Finding enough tenants to fill the building at the current rental rates has proved to be a challenge. The City Council recently approved increasing the income limits for the project in an attempt to allow more employees to qualify.
District staff and board members suggested on Thursday that buying the land could allow the district to lower rents, although Baier told the Voice that the specific amounts aren’t yet known. A one-bedroom apartment currently costs either $1,450 or $2,900 a month, depending on how much a tenant earns.
Deciding to purchase the land
The school district anticipates that it will initially cost roughly $1 million annually to pay off the certificates of participation used to finance the land acquisition, Baier told the Voice. That’s substantially lower than the $1.9 million annual ground lease.
In total, paying off the certificates of participation is expected to cost roughly $45-50 million over 30 years, depending on the interest rate, Baier said. In contrast, the ground lease was expected to cost $270-380 million over a 55-year term.
At $53.5 million for a 1.8 acre site, the district is going to be paying roughly $30 million an acre. That’s substantially higher than the roughly $13.2 million per acre that the Los Altos School District paid in 2019 for a school site in Mountain View.
Mountain View Whisman’s employee apartments are also fulfilling the developer’s obligations to provide affordable units as part of its market-rate project next door.

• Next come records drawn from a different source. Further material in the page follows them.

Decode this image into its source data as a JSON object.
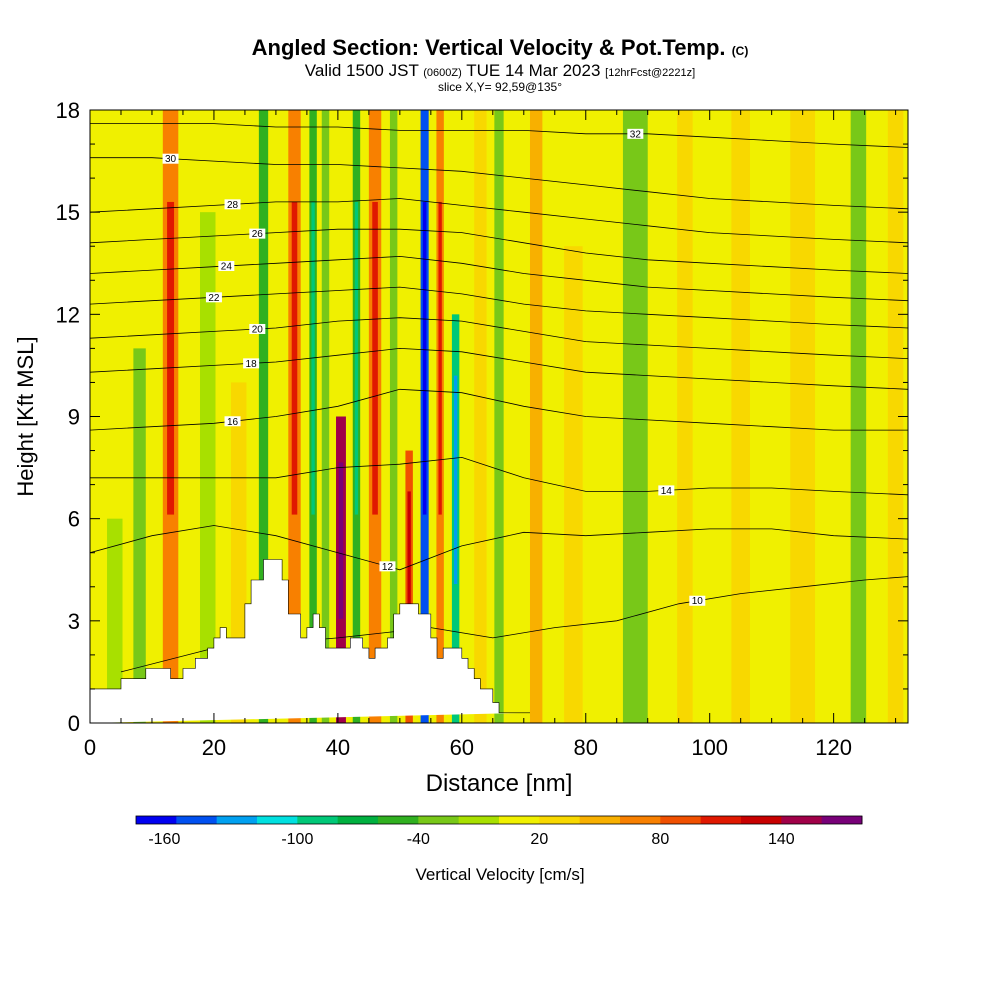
{
  "header": {
    "title": "Angled Section: Vertical Velocity & Pot.Temp.",
    "title_mark": "(C)",
    "valid_prefix": "Valid 1500 JST",
    "valid_utc": "(0600Z)",
    "valid_date": "TUE 14 Mar 2023",
    "forecast": "[12hrFcst@2221z]",
    "slice": "slice X,Y= 92,59@135°"
  },
  "colorbar": {
    "label": "Vertical Velocity [cm/s]",
    "ticks": [
      "-160",
      "-100",
      "-40",
      "20",
      "80",
      "140"
    ],
    "colors": [
      "#0000f0",
      "#0050f0",
      "#00a0f0",
      "#00e0e0",
      "#00c878",
      "#00b040",
      "#30b020",
      "#78c818",
      "#a8e000",
      "#f0f000",
      "#f8d800",
      "#f8b000",
      "#f88000",
      "#f05000",
      "#e01800",
      "#c80000",
      "#a00048",
      "#780078"
    ]
  },
  "chart_data": {
    "type": "heatmap",
    "title": "Angled Section: Vertical Velocity & Pot.Temp.",
    "xlabel": "Distance [nm]",
    "ylabel": "Height [Kft MSL]",
    "xlim": [
      0,
      132
    ],
    "ylim": [
      0,
      18
    ],
    "xticks": [
      0,
      20,
      40,
      60,
      80,
      100,
      120
    ],
    "yticks": [
      0,
      3,
      6,
      9,
      12,
      15,
      18
    ],
    "colorbar_label": "Vertical Velocity [cm/s]",
    "background_velocity": 0,
    "velocity_columns": [
      {
        "x": 4,
        "width": 2.5,
        "w": -20,
        "ymax": 6
      },
      {
        "x": 8,
        "width": 2,
        "w": -30,
        "ymax": 11
      },
      {
        "x": 13,
        "width": 2.5,
        "w": 60,
        "ymax": 18
      },
      {
        "x": 19,
        "width": 2.5,
        "w": -20,
        "ymax": 15
      },
      {
        "x": 24,
        "width": 2.5,
        "w": 30,
        "ymax": 10
      },
      {
        "x": 28,
        "width": 1.5,
        "w": -50,
        "ymax": 18
      },
      {
        "x": 33,
        "width": 2,
        "w": 60,
        "ymax": 18
      },
      {
        "x": 36,
        "width": 1.2,
        "w": -60,
        "ymax": 18
      },
      {
        "x": 38,
        "width": 1.2,
        "w": -30,
        "ymax": 18
      },
      {
        "x": 40.5,
        "width": 1.6,
        "w": 140,
        "ymax": 9
      },
      {
        "x": 43,
        "width": 1.2,
        "w": -60,
        "ymax": 18
      },
      {
        "x": 46,
        "width": 2,
        "w": 60,
        "ymax": 18
      },
      {
        "x": 49,
        "width": 1.2,
        "w": -40,
        "ymax": 18
      },
      {
        "x": 51.5,
        "width": 1.2,
        "w": 90,
        "ymax": 8
      },
      {
        "x": 54,
        "width": 1.3,
        "w": -160,
        "ymax": 18
      },
      {
        "x": 56.5,
        "width": 1.2,
        "w": 60,
        "ymax": 18
      },
      {
        "x": 59,
        "width": 1.2,
        "w": -100,
        "ymax": 12
      },
      {
        "x": 63,
        "width": 2,
        "w": 30,
        "ymax": 18
      },
      {
        "x": 66,
        "width": 1.5,
        "w": -40,
        "ymax": 18
      },
      {
        "x": 72,
        "width": 2,
        "w": 50,
        "ymax": 18
      },
      {
        "x": 78,
        "width": 3,
        "w": 20,
        "ymax": 14
      },
      {
        "x": 88,
        "width": 4,
        "w": -30,
        "ymax": 18
      },
      {
        "x": 96,
        "width": 2.5,
        "w": 30,
        "ymax": 18
      },
      {
        "x": 105,
        "width": 3,
        "w": 20,
        "ymax": 18
      },
      {
        "x": 115,
        "width": 4,
        "w": 30,
        "ymax": 18
      },
      {
        "x": 124,
        "width": 2.5,
        "w": -30,
        "ymax": 18
      },
      {
        "x": 130,
        "width": 2.5,
        "w": 30,
        "ymax": 18
      }
    ],
    "terrain": {
      "x": [
        0,
        5,
        5,
        9,
        9,
        13,
        13,
        15,
        15,
        17,
        17,
        19,
        19,
        20,
        20,
        21,
        21,
        22,
        22,
        25,
        25,
        26,
        26,
        28,
        28,
        31,
        31,
        32,
        32,
        34,
        34,
        35,
        35,
        36,
        36,
        37,
        37,
        38,
        38,
        42,
        42,
        44,
        44,
        45,
        45,
        46,
        46,
        48,
        48,
        49,
        49,
        50,
        50,
        53,
        53,
        55,
        55,
        56,
        56,
        57,
        57,
        60,
        60,
        61,
        61,
        62,
        62,
        63,
        63,
        65,
        65,
        66,
        66,
        68,
        68,
        71,
        71,
        132
      ],
      "y": [
        1.0,
        1.0,
        1.3,
        1.3,
        1.6,
        1.6,
        1.3,
        1.3,
        1.6,
        1.6,
        1.9,
        1.9,
        2.2,
        2.2,
        2.5,
        2.5,
        2.8,
        2.8,
        2.5,
        2.5,
        3.5,
        3.5,
        4.2,
        4.2,
        4.8,
        4.8,
        4.2,
        4.2,
        3.2,
        3.2,
        2.5,
        2.5,
        2.8,
        2.8,
        3.2,
        3.2,
        2.8,
        2.8,
        2.2,
        2.2,
        2.5,
        2.5,
        2.2,
        2.2,
        1.9,
        1.9,
        2.2,
        2.2,
        2.5,
        2.5,
        3.2,
        3.2,
        3.5,
        3.5,
        3.2,
        3.2,
        2.5,
        2.5,
        1.9,
        1.9,
        2.2,
        2.2,
        1.9,
        1.9,
        1.6,
        1.6,
        1.3,
        1.3,
        1.0,
        1.0,
        0.6,
        0.6,
        0.3,
        0.3,
        0.3,
        0.3
      ]
    },
    "isentropes": [
      {
        "name": "10",
        "x": [
          5,
          20,
          40,
          55,
          65,
          75,
          85,
          95,
          105,
          115,
          125,
          132
        ],
        "y": [
          1.5,
          2.2,
          2.5,
          2.8,
          2.5,
          2.8,
          3.0,
          3.5,
          3.8,
          4.0,
          4.2,
          4.3
        ],
        "label_at": 98
      },
      {
        "name": "12",
        "x": [
          0,
          10,
          20,
          30,
          40,
          50,
          60,
          70,
          80,
          90,
          100,
          110,
          120,
          132
        ],
        "y": [
          5.0,
          5.5,
          5.8,
          5.5,
          5.0,
          4.5,
          5.2,
          5.6,
          5.5,
          5.6,
          5.7,
          5.7,
          5.5,
          5.4
        ],
        "label_at": 48
      },
      {
        "name": "14",
        "x": [
          0,
          10,
          20,
          30,
          40,
          50,
          60,
          70,
          80,
          90,
          100,
          110,
          120,
          132
        ],
        "y": [
          7.2,
          7.2,
          7.2,
          7.2,
          7.5,
          7.6,
          7.8,
          7.2,
          6.8,
          6.8,
          6.9,
          6.9,
          6.8,
          6.7
        ],
        "label_at": 93
      },
      {
        "name": "16",
        "x": [
          0,
          10,
          20,
          30,
          40,
          50,
          60,
          70,
          80,
          90,
          100,
          110,
          120,
          132
        ],
        "y": [
          8.6,
          8.7,
          8.8,
          9.0,
          9.3,
          9.8,
          9.7,
          9.3,
          9.0,
          8.9,
          8.8,
          8.7,
          8.6,
          8.6
        ],
        "label_at": 23
      },
      {
        "name": "18",
        "x": [
          0,
          10,
          20,
          30,
          40,
          50,
          60,
          70,
          80,
          90,
          100,
          110,
          120,
          132
        ],
        "y": [
          10.3,
          10.4,
          10.5,
          10.6,
          10.8,
          11.0,
          10.9,
          10.6,
          10.3,
          10.2,
          10.1,
          10.0,
          9.9,
          9.8
        ],
        "label_at": 26
      },
      {
        "name": "20",
        "x": [
          0,
          10,
          20,
          30,
          40,
          50,
          60,
          70,
          80,
          90,
          100,
          110,
          120,
          132
        ],
        "y": [
          11.3,
          11.4,
          11.5,
          11.6,
          11.8,
          11.9,
          11.8,
          11.5,
          11.2,
          11.1,
          11.0,
          10.9,
          10.8,
          10.7
        ],
        "label_at": 27
      },
      {
        "name": "22",
        "x": [
          0,
          10,
          20,
          30,
          40,
          50,
          60,
          70,
          80,
          90,
          100,
          110,
          120,
          132
        ],
        "y": [
          12.3,
          12.4,
          12.5,
          12.6,
          12.7,
          12.8,
          12.6,
          12.3,
          12.1,
          12.0,
          11.9,
          11.8,
          11.7,
          11.6
        ],
        "label_at": 20
      },
      {
        "name": "24",
        "x": [
          0,
          10,
          20,
          30,
          40,
          50,
          60,
          70,
          80,
          90,
          100,
          110,
          120,
          132
        ],
        "y": [
          13.2,
          13.3,
          13.4,
          13.5,
          13.6,
          13.7,
          13.5,
          13.2,
          13.0,
          12.8,
          12.7,
          12.6,
          12.5,
          12.4
        ],
        "label_at": 22
      },
      {
        "name": "26",
        "x": [
          0,
          10,
          20,
          30,
          40,
          50,
          60,
          70,
          80,
          90,
          100,
          110,
          120,
          132
        ],
        "y": [
          14.1,
          14.2,
          14.3,
          14.4,
          14.5,
          14.5,
          14.4,
          14.1,
          13.8,
          13.6,
          13.5,
          13.4,
          13.3,
          13.2
        ],
        "label_at": 27
      },
      {
        "name": "28",
        "x": [
          0,
          10,
          20,
          30,
          40,
          50,
          60,
          70,
          80,
          90,
          100,
          110,
          120,
          132
        ],
        "y": [
          15.0,
          15.1,
          15.2,
          15.3,
          15.3,
          15.4,
          15.2,
          15.0,
          14.8,
          14.6,
          14.4,
          14.3,
          14.2,
          14.1
        ],
        "label_at": 23
      },
      {
        "name": "30",
        "x": [
          0,
          10,
          20,
          30,
          40,
          50,
          60,
          70,
          80,
          90,
          100,
          110,
          120,
          132
        ],
        "y": [
          16.6,
          16.6,
          16.5,
          16.4,
          16.4,
          16.3,
          16.2,
          16.0,
          15.8,
          15.6,
          15.4,
          15.3,
          15.2,
          15.1
        ],
        "label_at": 13
      },
      {
        "name": "32",
        "x": [
          0,
          10,
          20,
          30,
          40,
          50,
          60,
          70,
          80,
          90,
          100,
          110,
          120,
          132
        ],
        "y": [
          17.6,
          17.6,
          17.6,
          17.5,
          17.5,
          17.4,
          17.4,
          17.4,
          17.3,
          17.3,
          17.2,
          17.1,
          17.0,
          16.9
        ],
        "label_at": 88
      }
    ]
  }
}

Baier attributed the high cost of the land to the fact that the district had already entered into a ground lease with the developer, which it essentially had to buy out.
At Thursday’s meeting, board member Charles DiFazio said that while the price might not be perfect, he felt it was a good deal that eliminates the escalating ground lease expenses.
“It’s going to better enable us to keep this affordable and make more people able to access this incredible opportunity,” DiFazio said.
Four residents of the employee housing came to Thursday’s meeting, each praising the district for the project and talking about the benefits that having an affordable home has brought to their lives.
In contrast, there were also community members who opposed the land purchase and raised concerns about the district’s decision making. Aytek Celik stressed the way that the project’s costs have ballooned over time.
“I am troubled and concerned by the possibility of buying the staff housing project,” Celik said. “Please stop throwing good money after bad.”





They may go down as probably the worst negotiators in the history of Mountain View.
But I’m not sure what other option they had. $1.9mm a year is a lot of money. Blame goes back to the original deal with whomever was on that board. Chris, Bill, who else signed that thing?
In retrospect, the initial proposal to build housing on district own land (Cooper Park) would have been considerably simpler and cheaper.
So Mountain View has its share of responsibility in derailling that initial proposal.
Also, the City seems to have provided the developer with a pretty sweet deal as its obligation to provide affordable units seems to have been paid by the School district (both for the building AND now for the land).
Did Ayinde Rudolph pay back his sweetheart home loan
This could pay off since the property tax on the 1.8 acres should go away now that it is owned by a school district. But it was an outrageous amount to pay for restricted land like that.